Trading in corn futures ground to a halt at the opening bell on Oct. 8 with prices locked up the 30c-per-bu daily limit in the wake of U.S. Department of Agriculture corn yield and production forecasts that fell well below trade expectations. Soybean futures trading also locked up with prices of most contracts up their daily limit of 70c a bu. Prices of many wheat contracts also opened limit up (60c), and when wheat contracts resumed trading, it was at sharply higher values. Government reports were perceived as bullish for wheat and soybeans as well, but it was the corn forecasts that gripped the trade’s attention and were the principal drivers in agricultural markets last week.
The U.S.D.A. forecast 2010 corn production at 12,664 million bus, down 4% from 13,160 million bus forecast in September and down 3% from a record 13,110 million bus in 2009. The government’s forecast was well below the average of pre-report trade estimates at 12,950 million bus. Based on Oct. 1 conditions, the average corn yield was forecast at 155.8 bus an acre, down 6.7 bus per acre from the September forecast and down 8.9 bus per acre from the 2009 record of 164.7 bus an acre.
“Forecasted yields decreased from last month throughout much of the Corn Belt and Tennessee Valley,” the U.S.D.A. said in commentary accompanying the corn production data. “Illinois showed the largest decline, down 14 bus per acre.
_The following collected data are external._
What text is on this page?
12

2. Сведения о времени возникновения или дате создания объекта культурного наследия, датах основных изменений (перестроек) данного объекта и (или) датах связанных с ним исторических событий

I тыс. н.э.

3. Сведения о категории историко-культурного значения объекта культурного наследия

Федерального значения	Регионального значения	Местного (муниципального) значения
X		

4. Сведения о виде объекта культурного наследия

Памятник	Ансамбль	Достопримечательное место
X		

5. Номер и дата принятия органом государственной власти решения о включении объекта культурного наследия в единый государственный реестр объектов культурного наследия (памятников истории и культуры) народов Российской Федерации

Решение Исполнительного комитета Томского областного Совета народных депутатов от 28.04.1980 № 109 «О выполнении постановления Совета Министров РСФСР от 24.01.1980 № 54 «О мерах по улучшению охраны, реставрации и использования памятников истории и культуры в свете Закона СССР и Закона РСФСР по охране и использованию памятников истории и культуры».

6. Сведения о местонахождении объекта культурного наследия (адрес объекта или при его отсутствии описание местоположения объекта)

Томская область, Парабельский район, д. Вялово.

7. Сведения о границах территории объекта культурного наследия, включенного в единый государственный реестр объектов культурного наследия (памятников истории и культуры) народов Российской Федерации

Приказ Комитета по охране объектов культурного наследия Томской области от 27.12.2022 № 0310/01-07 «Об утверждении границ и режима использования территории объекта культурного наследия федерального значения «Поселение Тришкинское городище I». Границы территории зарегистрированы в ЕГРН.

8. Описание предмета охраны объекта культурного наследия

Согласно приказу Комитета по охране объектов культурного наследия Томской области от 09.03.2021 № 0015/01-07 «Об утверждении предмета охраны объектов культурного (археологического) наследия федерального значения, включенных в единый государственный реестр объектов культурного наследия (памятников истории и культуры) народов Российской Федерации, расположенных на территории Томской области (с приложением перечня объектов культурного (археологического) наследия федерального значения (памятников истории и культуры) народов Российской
Indiana and Iowa are both down 10 bus from the previous month, while Missouri and Nebraska declined nine bus per acre.” Corn area harvested for grain in 2010 was forecast at 81.3 million acres, up slightly from September and up 2% from 2009, the U.S.D.A. said.
Some in the trade expected the U.S.D.A. to make further reductions to its corn average yield and production estimates, which may keep the fire raging under corn prices stoked and continue to exert an upward pull on wheat and other agricultural markets.